Walt Disney would be rolling over in his grave! Frontierland was intended to keep people from forgetting about their heritage in America—which revolved around the gun. The Disney Company has shown at many levels within a day of each other how radicalized against American tradition they have become. The Force Awakens was clearly a liberalized version of Star Wars—the most obvious one yet. In the film again regarding the space cowboy Han Solo there were occasions where he borrowed Chewbacca’s bow caster and was impressed by the power it exhibited. All Han Solo fans know that he prefers a powerful pistol which he’s often seen holding in promotional pictures. It is impossible to believe that as long as he’s known Chewbacca, for over 60 years–that he’s never had a chance to fire that weapon before. Likely there was a decision by the filmmakers to show that Solo appreciated “native” weapons to advance the progressive platform sympathetic to “native” cultures instead of imposing a particular viewpoint on others—it is a small world after all. It could also be that J.J. Abrams or somebody else just wanted to see Han Solo shoot Chewbacca’s gun in the film. But because of Disney’s behavior about guns and progressive acceptance of cultural values conspiracy theories are bound to flash across our minds.
Instead of slowly weaning America off firearms in their entertainment productions, why not go all the way and take guns out of their films and television shows completely?
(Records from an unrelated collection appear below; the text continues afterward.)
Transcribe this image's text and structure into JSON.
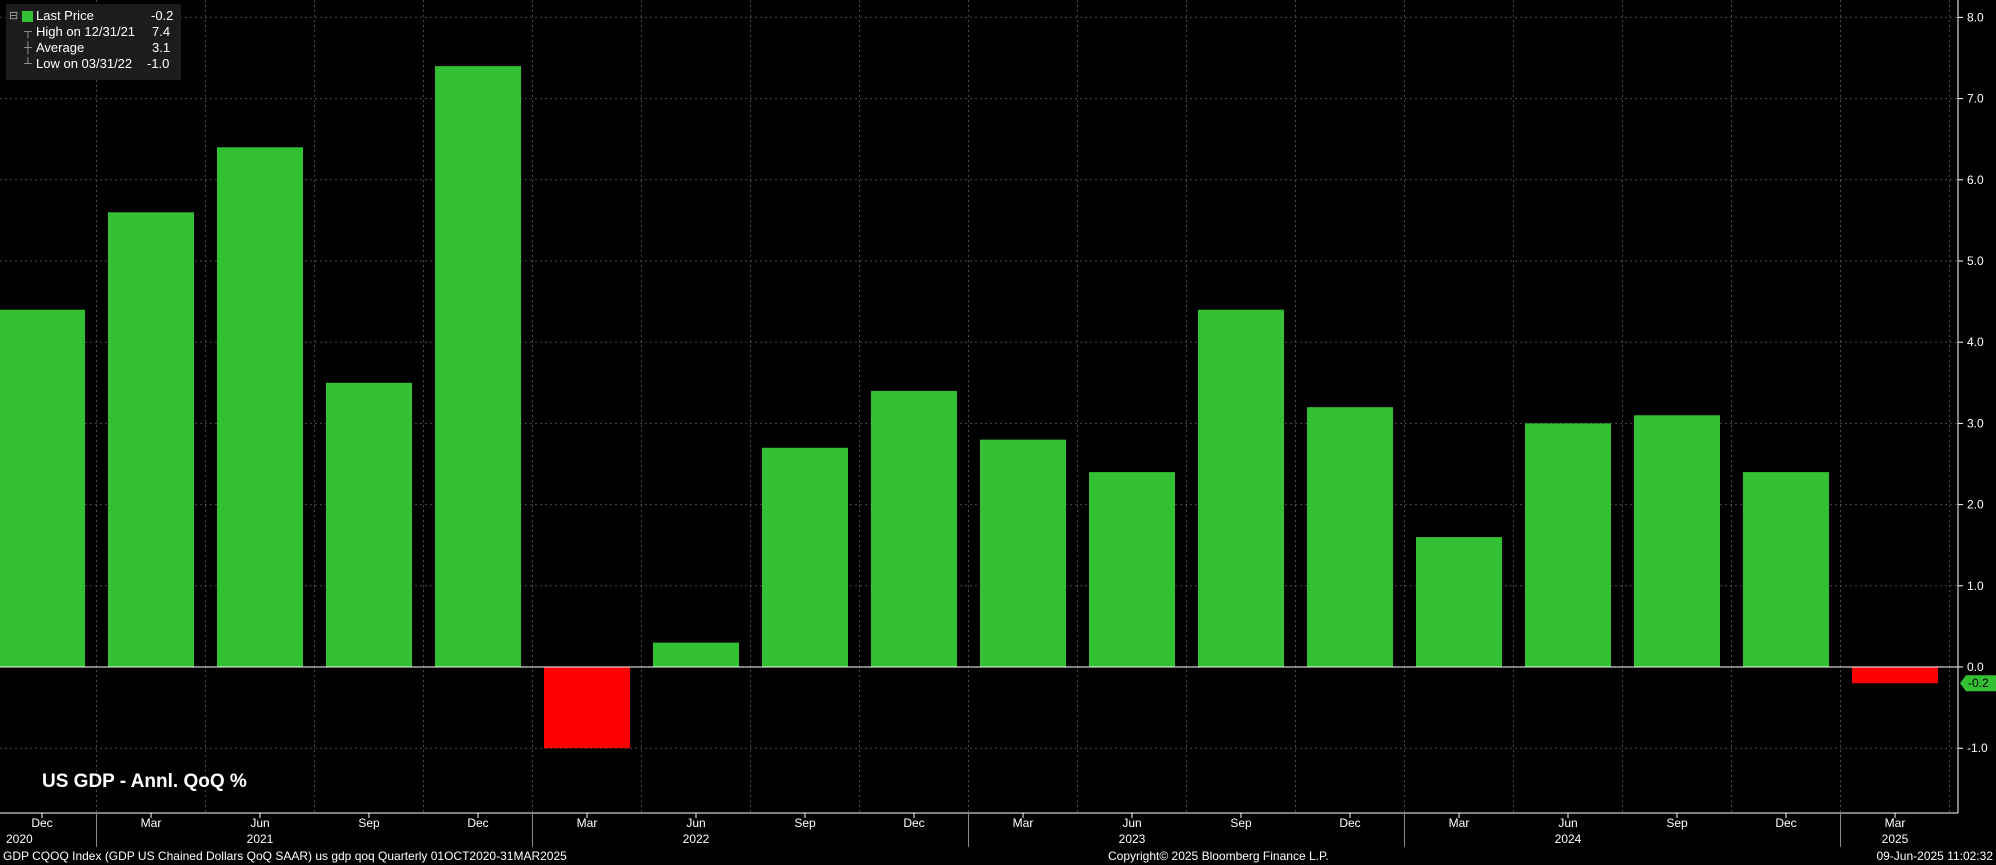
{
  "legend": {
    "last_price_label": "Last Price",
    "last_price_value": "-0.2",
    "high_label": "High on 12/31/21",
    "high_value": "7.4",
    "average_label": "Average",
    "average_value": "3.1",
    "low_label": "Low on 03/31/22",
    "low_value": "-1.0"
  },
  "chart_title": "US GDP - Annl. QoQ %",
  "footer": {
    "left": "GDP CQOQ Index (GDP US Chained Dollars QoQ SAAR) us gdp qoq  Quarterly 01OCT2020-31MAR2025",
    "center": "Copyright© 2025 Bloomberg Finance L.P.",
    "right": "09-Jun-2025 11:02:32"
  },
  "colors": {
    "positive": "#33c133",
    "negative": "#ff0000",
    "background": "#000000",
    "grid": "#4a4a4a",
    "last_value_tag": "#33c133"
  },
  "chart_data": {
    "type": "bar",
    "categories": [
      "Dec",
      "Mar",
      "Jun",
      "Sep",
      "Dec",
      "Mar",
      "Jun",
      "Sep",
      "Dec",
      "Mar",
      "Jun",
      "Sep",
      "Dec",
      "Mar",
      "Jun",
      "Sep",
      "Dec",
      "Mar"
    ],
    "x_years": [
      "2020",
      "2021",
      "2021",
      "2021",
      "2021",
      "2022",
      "2022",
      "2022",
      "2022",
      "2023",
      "2023",
      "2023",
      "2023",
      "2024",
      "2024",
      "2024",
      "2024",
      "2025"
    ],
    "year_labels": [
      {
        "index": 0,
        "label": "2020"
      },
      {
        "index": 2,
        "label": "2021"
      },
      {
        "index": 6,
        "label": "2022"
      },
      {
        "index": 10,
        "label": "2023"
      },
      {
        "index": 14,
        "label": "2024"
      },
      {
        "index": 17,
        "label": "2025"
      }
    ],
    "series": [
      {
        "name": "Last Price",
        "values": [
          4.4,
          5.6,
          6.4,
          3.5,
          7.4,
          -1.0,
          0.3,
          2.7,
          3.4,
          2.8,
          2.4,
          4.4,
          3.2,
          1.6,
          3.0,
          3.1,
          2.4,
          -0.2
        ]
      }
    ],
    "ylim": [
      -1.8,
      8.2
    ],
    "yticks": [
      -1.0,
      0.0,
      1.0,
      2.0,
      3.0,
      4.0,
      5.0,
      6.0,
      7.0,
      8.0
    ],
    "y_axis_side": "right",
    "grid": true,
    "legend_position": "top-left",
    "last_value_label": "-0.2",
    "title": "US GDP - Annl. QoQ %"
  }
}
If you want to know the truth, Disney, the reason that The Lone Ranger flopped at the box office was largely because Tonto was the featured character and The Lone Ranger gunfighter aspect was greatly reduced so to appease the progressive activists. Americans wanted to see the gunfighter shooting guns, not flopping around in the film until the very end. So instead of taking guns out of the parks and hiding behind reasons of terrorism prevention to sell it to the public, why not just declare to the American public that as an organization you are against guns? Disney won’t do such a thing because it would have an impact on their bottom line.
The policy is pathetic and further evidence of how far the company has fallen from its roots of preserving traditional American values. The rest of the world is welcome to share in those values, but it should go without saying that American culture is the best, and it’s up to companies like Disney to communicate those values in a way that helps other cultures adapt aspects that might help them be more fruitful. It’s not Disney’s job to try to alter the advancement of American culture back to the ways of the lowly European history—the gun grabbing losers of progressive tendency. Further imposing restrictions on their park visitors with bans on “toy guns” when much of their revenue is generated from “guns” is disrespectful, and intolerable. And let me tell you this dear reader. It is well-known that I love Disney World and the surrounding parks affiliated with their company. But this will change my plans for many years. If Disney as a company will take a stand against guns like they have over this latest issue—I won’t plan a trip in the near future. I many abandon it all together as a future vacation destination. I will not spend my money on such a company. And there are many people like me who won’t either. It’s a pretty bad move on their part.